Helping Mayer and De Castro in this hunt is Yahoo’s senior vice president of advertising and platforms, Scott Burke.
Thanks to two sources close to Burke, we know the two companies he would most like Mayer and De Castro to buy for Yahoo.
They are: Turn and MediaOcean.
Burke, we’re told, strongly lobbied for their acquisition and combination under Yahoo’s brand as recently as this past summer. (At the same time, he opposed a proposed deal with another ad tech firm, AppNexus.)
Burke has a lot of influence at Yahoo, as he speaks for the company’s ad tech engineers. Mayer listens to engineers. She’s one of them.
Turn is what the industry insiders call a “demand-side platform” or DSP. It allows ad-buyers to look for, and buy, ad space on the Internet that will be seen by Web users in specific demographics or with particular Web browsing histories. (Turns out it’s profitable to show Nike ads to people who have recently gone to Nike.com.)
MediaOcean is the product of a recent merger between two companies: Media Bank and Donovan Data Systems. Its business is providing the software that advertising agencies use to buy their magazine, TV, and online ads for clients. It’s enterprise software. About $130 billion worth of ad spending courses through the platform (though MediaBank doesn’t see any of that money … yet).
Turn and MediaOcean serve entirely different types of advertising buyers. Turn is mostly a product for marketers who want to reach consumers with an ad for a product that will allow those consumers to buy the product then and there. These are “demand-fulfillment” advertisers. The agencies that use MediaOcean are, for the most part, the kind that make ads that are supposed shape the way consumers think about brands. They are “demand-creation” advertisers.
Burke’s grand vision, we’re told, is that combining Turn with MediaOcean inside Yahoo will give the company access to the entire world of advertisers. Turn’s technology would, in an instant, make Yahoo’s own inventory more valuable. Yahoo could perhaps also use it to make other Web sites more valuable, and get a piece of the action. MediaOcean, meanwhile, would be Yahoo’s Trojan horse into the world of TV ad buying.
We’ve heard two big objections to Burke’s plan from Yahoo watchers and Yahoo insiders.
- Advertisers, who are Yahoo’s clients, don’t want Yahoo to also provide their technology for ad-buying. Instead of a DSP, Yahoo is better off buying a company that helps publishers make more money through their advertising with similar technologies.
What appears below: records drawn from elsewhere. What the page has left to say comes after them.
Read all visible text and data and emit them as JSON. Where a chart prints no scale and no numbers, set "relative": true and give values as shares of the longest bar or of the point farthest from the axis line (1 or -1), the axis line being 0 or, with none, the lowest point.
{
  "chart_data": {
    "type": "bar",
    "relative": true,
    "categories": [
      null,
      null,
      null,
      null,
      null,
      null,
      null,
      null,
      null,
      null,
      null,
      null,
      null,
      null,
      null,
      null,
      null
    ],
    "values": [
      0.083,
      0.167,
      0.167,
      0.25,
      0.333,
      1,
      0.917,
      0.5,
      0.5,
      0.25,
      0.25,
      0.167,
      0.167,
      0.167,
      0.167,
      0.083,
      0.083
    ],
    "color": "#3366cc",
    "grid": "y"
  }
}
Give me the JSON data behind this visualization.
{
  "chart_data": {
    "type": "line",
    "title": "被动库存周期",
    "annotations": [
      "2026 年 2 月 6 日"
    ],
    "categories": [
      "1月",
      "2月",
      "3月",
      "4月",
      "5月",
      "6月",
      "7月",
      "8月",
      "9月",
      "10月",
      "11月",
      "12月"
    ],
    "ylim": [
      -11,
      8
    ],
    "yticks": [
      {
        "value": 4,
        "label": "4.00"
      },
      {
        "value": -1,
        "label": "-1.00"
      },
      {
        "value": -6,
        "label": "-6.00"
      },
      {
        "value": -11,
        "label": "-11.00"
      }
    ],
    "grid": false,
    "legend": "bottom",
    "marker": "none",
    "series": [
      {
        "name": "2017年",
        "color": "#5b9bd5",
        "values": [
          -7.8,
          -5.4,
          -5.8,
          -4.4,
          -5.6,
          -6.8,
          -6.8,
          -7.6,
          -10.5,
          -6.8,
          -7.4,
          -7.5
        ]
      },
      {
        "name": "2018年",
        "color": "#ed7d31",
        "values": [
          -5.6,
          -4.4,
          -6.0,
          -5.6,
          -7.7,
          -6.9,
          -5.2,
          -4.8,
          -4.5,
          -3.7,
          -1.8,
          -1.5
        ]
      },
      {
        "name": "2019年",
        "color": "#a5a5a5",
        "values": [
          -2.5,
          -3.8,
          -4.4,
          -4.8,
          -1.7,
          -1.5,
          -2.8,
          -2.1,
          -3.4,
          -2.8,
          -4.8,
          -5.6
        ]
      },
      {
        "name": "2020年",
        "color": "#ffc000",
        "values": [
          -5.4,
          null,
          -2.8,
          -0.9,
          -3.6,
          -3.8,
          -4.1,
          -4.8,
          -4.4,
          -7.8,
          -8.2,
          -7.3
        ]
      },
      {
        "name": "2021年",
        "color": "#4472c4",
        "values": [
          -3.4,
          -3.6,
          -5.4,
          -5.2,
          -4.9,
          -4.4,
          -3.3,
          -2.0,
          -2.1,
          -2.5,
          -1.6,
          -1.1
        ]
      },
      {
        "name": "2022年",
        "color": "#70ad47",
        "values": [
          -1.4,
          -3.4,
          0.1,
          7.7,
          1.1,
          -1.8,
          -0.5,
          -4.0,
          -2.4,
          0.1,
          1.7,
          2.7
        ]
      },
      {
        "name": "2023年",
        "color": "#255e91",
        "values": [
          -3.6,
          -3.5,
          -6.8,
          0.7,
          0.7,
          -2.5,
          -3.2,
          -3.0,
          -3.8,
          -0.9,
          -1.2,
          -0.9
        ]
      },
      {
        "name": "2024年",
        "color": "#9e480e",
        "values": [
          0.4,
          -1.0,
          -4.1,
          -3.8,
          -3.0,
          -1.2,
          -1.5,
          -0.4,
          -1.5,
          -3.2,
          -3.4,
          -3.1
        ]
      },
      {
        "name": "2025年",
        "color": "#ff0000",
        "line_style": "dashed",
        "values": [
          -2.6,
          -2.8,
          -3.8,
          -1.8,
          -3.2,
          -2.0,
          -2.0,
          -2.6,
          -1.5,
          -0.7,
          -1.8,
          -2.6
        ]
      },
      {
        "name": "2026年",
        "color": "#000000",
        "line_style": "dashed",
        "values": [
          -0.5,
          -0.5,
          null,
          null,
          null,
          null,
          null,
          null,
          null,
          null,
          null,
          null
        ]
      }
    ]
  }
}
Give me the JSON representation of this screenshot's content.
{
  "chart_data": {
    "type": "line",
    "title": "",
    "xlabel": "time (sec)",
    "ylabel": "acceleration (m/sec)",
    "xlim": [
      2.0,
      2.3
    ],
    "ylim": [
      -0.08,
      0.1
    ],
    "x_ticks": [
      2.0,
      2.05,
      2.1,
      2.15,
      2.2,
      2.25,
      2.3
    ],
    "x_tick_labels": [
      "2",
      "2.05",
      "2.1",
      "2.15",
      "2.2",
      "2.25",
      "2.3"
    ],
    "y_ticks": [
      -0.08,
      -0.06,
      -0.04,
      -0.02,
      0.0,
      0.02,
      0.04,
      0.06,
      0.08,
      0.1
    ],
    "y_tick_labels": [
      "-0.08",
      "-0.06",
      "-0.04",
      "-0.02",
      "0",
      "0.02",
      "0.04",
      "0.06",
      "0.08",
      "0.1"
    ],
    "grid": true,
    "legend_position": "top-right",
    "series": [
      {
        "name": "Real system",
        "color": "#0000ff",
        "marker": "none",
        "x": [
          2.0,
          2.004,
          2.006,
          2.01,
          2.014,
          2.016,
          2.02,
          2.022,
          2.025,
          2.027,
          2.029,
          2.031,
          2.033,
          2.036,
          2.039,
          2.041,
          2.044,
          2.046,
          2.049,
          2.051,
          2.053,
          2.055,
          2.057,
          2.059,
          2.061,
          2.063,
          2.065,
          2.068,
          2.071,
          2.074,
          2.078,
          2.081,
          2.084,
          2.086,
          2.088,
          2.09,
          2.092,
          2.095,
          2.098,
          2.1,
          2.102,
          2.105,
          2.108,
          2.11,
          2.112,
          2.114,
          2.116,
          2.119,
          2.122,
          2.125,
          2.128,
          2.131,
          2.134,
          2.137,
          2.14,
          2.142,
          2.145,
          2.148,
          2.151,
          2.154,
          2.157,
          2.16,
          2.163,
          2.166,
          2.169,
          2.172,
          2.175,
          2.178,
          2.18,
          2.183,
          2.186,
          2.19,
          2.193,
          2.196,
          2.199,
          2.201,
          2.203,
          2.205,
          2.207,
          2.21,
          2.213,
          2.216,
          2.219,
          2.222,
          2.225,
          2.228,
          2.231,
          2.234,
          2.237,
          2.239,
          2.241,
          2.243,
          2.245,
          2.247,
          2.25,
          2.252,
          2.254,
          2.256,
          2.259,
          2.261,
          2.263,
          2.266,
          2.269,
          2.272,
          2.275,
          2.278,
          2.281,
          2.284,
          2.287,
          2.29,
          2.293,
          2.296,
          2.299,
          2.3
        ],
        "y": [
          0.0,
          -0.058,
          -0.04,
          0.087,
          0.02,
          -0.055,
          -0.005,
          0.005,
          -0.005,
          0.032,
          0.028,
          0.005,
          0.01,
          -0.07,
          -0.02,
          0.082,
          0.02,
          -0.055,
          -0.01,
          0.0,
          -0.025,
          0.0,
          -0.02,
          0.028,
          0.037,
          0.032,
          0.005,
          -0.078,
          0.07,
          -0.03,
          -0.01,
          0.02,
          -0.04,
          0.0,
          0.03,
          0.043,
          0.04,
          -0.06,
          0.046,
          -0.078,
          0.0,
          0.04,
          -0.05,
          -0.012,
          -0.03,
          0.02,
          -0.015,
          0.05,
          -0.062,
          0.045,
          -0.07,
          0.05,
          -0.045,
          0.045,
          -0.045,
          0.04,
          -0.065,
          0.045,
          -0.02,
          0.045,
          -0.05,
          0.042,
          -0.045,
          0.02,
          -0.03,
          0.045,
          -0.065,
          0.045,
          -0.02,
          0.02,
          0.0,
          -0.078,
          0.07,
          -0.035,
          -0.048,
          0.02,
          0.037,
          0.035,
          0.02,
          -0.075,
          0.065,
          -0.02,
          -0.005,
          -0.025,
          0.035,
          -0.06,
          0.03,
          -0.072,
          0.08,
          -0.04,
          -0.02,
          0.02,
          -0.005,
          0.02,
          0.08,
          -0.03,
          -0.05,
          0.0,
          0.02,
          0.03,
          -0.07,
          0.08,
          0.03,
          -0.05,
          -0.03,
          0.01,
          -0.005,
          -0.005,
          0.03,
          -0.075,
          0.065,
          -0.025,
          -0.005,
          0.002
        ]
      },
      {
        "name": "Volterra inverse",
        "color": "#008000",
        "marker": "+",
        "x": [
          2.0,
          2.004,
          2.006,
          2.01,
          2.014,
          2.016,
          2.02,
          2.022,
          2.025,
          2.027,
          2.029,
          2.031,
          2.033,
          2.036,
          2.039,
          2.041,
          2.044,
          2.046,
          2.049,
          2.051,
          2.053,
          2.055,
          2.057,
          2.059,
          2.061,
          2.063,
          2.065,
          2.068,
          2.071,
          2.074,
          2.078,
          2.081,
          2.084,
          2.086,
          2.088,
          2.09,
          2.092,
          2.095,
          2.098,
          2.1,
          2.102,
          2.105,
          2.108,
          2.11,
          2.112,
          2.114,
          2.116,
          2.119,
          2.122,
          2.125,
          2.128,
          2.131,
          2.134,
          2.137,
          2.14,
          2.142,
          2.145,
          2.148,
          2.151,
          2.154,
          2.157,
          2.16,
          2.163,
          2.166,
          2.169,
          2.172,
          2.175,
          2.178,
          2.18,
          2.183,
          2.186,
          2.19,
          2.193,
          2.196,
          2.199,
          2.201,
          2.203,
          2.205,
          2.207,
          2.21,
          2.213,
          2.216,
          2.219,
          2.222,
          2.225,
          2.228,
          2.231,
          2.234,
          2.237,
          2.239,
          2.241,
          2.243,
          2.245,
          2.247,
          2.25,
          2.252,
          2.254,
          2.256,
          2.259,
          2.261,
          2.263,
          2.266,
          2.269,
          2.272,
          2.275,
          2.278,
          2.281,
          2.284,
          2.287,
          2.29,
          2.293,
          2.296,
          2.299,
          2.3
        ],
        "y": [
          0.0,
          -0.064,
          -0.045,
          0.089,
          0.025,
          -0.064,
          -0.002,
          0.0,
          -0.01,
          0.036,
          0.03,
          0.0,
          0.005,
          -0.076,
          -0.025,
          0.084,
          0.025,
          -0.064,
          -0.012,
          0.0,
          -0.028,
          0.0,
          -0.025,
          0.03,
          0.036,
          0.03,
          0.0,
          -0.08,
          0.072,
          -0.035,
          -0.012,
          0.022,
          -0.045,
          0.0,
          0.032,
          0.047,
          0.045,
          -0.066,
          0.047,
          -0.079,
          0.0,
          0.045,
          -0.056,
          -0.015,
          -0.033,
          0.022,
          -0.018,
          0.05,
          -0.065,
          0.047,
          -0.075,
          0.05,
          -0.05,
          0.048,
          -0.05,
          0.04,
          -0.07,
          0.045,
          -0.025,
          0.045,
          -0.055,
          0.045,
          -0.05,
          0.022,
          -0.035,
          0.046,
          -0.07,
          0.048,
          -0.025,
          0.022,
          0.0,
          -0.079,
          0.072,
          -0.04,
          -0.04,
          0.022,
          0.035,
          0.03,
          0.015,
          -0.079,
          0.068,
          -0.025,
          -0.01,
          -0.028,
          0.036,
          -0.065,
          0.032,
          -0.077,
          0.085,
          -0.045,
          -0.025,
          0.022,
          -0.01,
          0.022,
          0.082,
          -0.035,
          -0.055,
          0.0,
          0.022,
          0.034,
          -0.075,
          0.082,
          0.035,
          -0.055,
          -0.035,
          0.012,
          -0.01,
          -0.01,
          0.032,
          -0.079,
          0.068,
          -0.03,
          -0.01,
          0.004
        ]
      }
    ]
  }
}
- Yahoo already has tech that can do what Turn does, thanks to recent acquisitions like Interclick – now known as “Genome from Yahoo.”
All that aside, the other big reason Turn and MediaOcean are not likely to be acquired and combined by Yahoo is that doing so would cost several hundred million dollars. Mayer has said that she’s not likely to spend that much money on an acquisition.
In late November, a source inside Yahoo told us more likely Yahoo acquisitions are Rubicon and PubMatic. (We’ve since heard that interest in PubMatic has slipped.)